We are sharing the following information from Lilly on their Phase 3 Tadalafil Trial
We are writing to share disappointing news about our Phase 3 study of tadalafil in approximately 330 patients with Duchenne muscular dystrophy (DMD). We recently completed analysis of the initial data from the placebo controlled, double-blind period of the trial, and unfortunately did not see any evidence of efficacy for tadalafil to slow the decline in 6 Minute Walk Distance (6MWD) compared with placebo through 48 weeks. The study also included other secondary assessments of motor function, including the North Star Ambulatory Assessment and timed function tests (10 meter walk/run, rise from floor, and 4-stair climb), and there was no evidence of efficacy observed in these endpoints either. There also was no evidence of efficacy in subgroup analyses of the primary 6MWD endpoint in boys with differing disease severities at baseline. The complete efficacy and safety data from the trial will be reviewed over the coming weeks.

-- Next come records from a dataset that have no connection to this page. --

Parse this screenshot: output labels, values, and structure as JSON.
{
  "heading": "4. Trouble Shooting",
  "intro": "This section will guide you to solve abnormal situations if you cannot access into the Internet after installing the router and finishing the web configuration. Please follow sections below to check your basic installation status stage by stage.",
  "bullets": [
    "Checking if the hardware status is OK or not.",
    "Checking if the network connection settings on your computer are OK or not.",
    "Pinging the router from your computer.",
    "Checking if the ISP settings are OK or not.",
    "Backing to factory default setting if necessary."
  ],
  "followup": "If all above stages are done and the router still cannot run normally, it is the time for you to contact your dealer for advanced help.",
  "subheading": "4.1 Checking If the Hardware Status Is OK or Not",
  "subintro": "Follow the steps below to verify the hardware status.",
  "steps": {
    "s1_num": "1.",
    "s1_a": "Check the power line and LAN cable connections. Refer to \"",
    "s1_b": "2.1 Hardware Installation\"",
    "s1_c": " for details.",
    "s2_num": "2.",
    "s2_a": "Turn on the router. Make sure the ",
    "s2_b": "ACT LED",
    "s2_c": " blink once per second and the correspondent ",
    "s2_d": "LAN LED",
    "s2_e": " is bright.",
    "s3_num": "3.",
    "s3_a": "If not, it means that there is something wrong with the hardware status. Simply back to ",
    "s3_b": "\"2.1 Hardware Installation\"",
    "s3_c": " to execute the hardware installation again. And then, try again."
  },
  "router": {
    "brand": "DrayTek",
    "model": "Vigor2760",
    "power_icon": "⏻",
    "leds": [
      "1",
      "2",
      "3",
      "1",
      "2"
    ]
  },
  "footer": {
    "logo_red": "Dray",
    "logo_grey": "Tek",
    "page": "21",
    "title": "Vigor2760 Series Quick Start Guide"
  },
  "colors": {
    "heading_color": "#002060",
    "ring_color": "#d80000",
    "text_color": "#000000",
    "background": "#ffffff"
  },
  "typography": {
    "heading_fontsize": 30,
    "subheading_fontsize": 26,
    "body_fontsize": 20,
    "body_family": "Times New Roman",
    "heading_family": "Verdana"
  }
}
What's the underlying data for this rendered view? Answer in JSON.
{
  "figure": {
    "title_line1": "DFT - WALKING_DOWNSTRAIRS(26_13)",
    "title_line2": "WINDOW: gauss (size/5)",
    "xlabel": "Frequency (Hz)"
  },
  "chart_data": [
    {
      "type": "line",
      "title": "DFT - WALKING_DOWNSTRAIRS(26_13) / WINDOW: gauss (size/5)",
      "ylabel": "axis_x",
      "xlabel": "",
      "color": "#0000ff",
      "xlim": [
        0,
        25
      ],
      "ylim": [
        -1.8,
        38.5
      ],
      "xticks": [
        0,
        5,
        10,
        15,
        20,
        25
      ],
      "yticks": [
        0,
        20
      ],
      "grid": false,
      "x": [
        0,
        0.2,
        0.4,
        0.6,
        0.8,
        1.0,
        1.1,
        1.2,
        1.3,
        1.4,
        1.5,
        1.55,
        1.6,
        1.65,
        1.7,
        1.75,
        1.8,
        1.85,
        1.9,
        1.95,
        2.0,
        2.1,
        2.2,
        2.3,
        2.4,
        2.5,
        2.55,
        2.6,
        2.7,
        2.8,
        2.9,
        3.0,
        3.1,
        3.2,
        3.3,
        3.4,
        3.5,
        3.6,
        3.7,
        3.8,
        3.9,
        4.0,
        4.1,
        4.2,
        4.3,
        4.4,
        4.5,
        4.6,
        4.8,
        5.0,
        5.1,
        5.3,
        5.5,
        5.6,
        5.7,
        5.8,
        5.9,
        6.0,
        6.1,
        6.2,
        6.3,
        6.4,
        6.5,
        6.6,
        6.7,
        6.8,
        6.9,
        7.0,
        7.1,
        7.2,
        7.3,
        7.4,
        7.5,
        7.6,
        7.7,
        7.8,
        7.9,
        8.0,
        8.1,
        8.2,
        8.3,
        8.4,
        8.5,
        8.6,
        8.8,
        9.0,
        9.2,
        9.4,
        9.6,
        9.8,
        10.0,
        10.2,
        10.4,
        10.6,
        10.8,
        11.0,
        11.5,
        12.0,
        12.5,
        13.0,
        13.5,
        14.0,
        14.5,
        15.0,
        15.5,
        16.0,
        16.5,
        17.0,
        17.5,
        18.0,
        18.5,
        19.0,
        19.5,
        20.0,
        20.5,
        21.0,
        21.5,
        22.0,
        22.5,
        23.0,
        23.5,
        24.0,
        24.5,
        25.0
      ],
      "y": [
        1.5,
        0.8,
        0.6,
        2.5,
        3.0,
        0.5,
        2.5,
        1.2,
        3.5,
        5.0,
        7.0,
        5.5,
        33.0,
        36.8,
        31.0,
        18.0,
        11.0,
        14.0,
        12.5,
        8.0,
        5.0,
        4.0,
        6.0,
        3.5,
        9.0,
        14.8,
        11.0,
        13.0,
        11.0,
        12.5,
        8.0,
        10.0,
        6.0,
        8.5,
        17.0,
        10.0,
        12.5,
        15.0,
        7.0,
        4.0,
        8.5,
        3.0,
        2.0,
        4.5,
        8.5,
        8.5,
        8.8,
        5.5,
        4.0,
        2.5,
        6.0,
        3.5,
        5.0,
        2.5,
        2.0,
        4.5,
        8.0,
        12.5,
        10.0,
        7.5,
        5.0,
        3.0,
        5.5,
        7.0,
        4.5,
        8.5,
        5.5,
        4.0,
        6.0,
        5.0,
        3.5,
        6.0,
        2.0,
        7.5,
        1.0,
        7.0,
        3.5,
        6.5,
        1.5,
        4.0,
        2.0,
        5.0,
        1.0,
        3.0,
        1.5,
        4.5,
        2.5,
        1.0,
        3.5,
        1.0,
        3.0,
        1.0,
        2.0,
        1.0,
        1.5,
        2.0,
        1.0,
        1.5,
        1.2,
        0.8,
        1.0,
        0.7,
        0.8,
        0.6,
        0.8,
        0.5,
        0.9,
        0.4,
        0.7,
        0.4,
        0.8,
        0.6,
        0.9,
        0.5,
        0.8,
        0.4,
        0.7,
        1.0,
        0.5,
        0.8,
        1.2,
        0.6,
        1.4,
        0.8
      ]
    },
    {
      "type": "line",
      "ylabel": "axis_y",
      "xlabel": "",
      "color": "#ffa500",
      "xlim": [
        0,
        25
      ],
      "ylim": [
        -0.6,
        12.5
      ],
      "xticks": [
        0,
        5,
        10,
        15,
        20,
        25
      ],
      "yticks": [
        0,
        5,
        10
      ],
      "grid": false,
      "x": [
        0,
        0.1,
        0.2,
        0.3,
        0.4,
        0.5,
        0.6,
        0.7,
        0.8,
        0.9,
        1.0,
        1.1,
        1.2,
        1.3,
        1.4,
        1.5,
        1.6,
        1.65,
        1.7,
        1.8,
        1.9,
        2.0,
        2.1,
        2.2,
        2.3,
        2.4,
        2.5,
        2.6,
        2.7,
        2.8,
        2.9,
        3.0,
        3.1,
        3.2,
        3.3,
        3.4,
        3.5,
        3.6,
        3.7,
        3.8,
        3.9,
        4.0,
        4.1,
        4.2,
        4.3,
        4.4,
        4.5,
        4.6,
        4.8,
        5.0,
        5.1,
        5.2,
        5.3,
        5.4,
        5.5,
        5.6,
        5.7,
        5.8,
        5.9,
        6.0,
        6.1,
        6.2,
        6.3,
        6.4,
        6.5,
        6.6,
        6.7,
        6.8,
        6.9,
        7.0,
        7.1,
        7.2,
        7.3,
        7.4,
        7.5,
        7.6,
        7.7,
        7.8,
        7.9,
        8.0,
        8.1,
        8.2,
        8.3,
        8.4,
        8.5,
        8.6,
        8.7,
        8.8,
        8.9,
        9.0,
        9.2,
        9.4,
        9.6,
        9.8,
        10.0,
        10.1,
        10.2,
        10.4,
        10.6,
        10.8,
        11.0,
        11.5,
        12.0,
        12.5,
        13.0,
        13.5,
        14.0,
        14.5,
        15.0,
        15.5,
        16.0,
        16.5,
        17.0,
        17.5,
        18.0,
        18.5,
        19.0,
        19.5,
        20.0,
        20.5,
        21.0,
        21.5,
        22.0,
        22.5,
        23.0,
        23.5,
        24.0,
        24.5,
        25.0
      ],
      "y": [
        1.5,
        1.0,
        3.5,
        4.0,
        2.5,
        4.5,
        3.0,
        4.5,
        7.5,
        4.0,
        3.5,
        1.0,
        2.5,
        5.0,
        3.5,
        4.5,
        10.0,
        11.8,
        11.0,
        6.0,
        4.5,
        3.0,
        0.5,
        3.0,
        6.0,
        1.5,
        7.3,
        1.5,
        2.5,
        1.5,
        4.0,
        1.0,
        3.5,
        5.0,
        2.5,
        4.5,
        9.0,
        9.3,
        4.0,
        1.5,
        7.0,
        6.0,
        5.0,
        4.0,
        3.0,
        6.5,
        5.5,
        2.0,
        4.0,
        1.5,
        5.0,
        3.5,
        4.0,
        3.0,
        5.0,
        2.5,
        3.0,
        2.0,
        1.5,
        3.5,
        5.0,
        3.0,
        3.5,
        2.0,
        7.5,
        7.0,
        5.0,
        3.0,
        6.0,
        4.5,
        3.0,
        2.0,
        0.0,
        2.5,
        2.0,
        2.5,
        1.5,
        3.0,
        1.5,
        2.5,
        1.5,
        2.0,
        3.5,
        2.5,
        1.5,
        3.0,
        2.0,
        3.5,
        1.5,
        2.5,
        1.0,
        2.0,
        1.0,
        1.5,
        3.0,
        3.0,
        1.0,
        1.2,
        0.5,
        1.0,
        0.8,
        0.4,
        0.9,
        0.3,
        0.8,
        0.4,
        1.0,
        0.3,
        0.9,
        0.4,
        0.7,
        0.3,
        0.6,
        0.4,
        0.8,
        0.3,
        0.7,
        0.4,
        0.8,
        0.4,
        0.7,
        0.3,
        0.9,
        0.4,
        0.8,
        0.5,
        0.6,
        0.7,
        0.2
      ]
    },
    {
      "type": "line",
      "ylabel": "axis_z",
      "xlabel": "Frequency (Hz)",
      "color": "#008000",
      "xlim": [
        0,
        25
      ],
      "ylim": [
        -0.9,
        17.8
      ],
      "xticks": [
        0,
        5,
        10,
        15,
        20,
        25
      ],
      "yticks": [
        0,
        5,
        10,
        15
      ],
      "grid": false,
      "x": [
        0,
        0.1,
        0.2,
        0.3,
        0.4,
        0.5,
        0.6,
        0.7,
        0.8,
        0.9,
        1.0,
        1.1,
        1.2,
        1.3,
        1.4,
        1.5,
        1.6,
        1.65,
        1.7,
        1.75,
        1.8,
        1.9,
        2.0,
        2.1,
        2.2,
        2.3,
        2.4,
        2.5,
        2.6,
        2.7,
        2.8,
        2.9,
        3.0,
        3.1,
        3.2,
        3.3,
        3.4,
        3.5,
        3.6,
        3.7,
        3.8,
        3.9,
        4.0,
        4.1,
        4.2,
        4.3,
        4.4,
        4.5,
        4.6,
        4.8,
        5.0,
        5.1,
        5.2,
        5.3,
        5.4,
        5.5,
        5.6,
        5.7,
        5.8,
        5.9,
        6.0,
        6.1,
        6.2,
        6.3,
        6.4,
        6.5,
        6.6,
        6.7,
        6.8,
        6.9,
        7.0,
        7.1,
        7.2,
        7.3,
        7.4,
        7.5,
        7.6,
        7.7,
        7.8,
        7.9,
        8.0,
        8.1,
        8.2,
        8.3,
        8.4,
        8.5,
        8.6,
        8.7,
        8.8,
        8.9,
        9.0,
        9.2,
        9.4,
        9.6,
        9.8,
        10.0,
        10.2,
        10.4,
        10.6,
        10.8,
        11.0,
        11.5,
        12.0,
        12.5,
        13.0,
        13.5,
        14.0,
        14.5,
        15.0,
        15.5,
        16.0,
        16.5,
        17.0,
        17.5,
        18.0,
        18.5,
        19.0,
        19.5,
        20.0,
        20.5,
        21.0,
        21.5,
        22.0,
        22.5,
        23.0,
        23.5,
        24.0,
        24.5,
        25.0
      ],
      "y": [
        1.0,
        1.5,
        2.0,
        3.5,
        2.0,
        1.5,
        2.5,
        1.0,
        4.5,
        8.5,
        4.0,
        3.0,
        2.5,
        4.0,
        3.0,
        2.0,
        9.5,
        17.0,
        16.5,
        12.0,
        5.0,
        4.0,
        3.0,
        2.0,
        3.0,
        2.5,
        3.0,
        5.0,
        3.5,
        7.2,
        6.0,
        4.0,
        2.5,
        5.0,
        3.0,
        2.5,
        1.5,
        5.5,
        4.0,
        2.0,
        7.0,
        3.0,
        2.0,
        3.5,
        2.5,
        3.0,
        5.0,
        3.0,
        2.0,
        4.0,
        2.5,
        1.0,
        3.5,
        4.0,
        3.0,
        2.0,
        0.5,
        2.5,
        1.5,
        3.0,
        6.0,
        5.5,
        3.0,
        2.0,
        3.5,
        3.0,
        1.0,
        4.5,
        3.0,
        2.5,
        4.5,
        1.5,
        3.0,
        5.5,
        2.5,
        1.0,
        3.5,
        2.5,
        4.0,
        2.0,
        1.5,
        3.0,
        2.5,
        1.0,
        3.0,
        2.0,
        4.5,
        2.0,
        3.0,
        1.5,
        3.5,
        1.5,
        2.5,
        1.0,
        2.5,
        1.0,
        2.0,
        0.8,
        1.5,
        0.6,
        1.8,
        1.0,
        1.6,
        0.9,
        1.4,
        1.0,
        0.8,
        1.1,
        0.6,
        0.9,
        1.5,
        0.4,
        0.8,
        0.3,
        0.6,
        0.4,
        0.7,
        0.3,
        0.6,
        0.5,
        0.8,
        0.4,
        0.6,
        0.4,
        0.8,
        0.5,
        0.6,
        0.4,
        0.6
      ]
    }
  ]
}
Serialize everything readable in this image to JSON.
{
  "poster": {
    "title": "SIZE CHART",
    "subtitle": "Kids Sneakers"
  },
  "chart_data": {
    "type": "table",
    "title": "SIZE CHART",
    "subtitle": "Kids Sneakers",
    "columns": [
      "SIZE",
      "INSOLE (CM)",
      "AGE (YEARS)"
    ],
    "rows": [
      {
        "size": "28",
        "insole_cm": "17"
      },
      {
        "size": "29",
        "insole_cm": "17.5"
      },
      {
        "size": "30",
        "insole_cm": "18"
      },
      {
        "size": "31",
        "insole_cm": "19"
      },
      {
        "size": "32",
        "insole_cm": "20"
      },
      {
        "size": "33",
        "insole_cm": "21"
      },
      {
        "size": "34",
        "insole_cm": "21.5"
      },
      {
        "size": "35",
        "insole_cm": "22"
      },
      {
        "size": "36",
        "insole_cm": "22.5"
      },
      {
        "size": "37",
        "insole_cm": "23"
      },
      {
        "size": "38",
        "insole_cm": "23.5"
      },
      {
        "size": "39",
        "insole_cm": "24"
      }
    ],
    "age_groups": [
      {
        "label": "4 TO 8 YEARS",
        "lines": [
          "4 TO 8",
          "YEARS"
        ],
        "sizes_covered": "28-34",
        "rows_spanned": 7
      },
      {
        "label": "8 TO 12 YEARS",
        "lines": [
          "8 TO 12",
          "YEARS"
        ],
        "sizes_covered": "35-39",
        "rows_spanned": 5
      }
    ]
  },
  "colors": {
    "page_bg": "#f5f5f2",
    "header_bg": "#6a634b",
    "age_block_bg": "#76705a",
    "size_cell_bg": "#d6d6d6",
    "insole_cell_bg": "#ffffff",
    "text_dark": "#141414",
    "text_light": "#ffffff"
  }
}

Because the trial provided no evidence that once-daily tadalafil treatment has a meaningful effect to slow disease progression compared with placebo, the open-label extension (OLE) phase of the study will be stopped. This decision was made in consultation with experts in DMD research on the trial Steering Committee, who agreed that stopping the OLE is in the best interest of all the patients in the study and their families. All investigators were informed of this decision late last week and provided with guidance on discontinuing the patients from the study.
Based on initial results, the overall adverse events were consistent with the known tadalafil safety profile and the DMD disease state. In a sub study of 27 boys who had a cardiac MRI, the average increase in left heart ventricle volumes was larger in the tadalafil groups relative to placebo. Other markers of heart function such as ejection fraction on echocardiogram were similar to placebo. Further analyses are ongoing with cardiology experts in the DMD community to understand the clinical interpretation and relevance of these findings.
We will be working closely with the patient advocacy community in the coming months to arrange a webinar to communicate the full results and to provide an opportunity for families to ask questions. We also will be submitting the study results for presentation at scientific and patient advocacy group meetings, and will submit a paper for publication of the full study results in a scientific peer-review journal.
We would like to sincerely thank all the families who participated in the study for their time and commitment. Obviously these are not the outcomes we had hoped for; however, they provide a definitive answer to an important and urgent question that was prompted by compelling pre-clinical and clinical data. We hope that the new data from this trial, which includes functional measures, quality of life, laboratory findings, measures of cardiac function, and muscle imaging data, can also be used to further advance the understanding of DMD and inform the design of future clinical trials.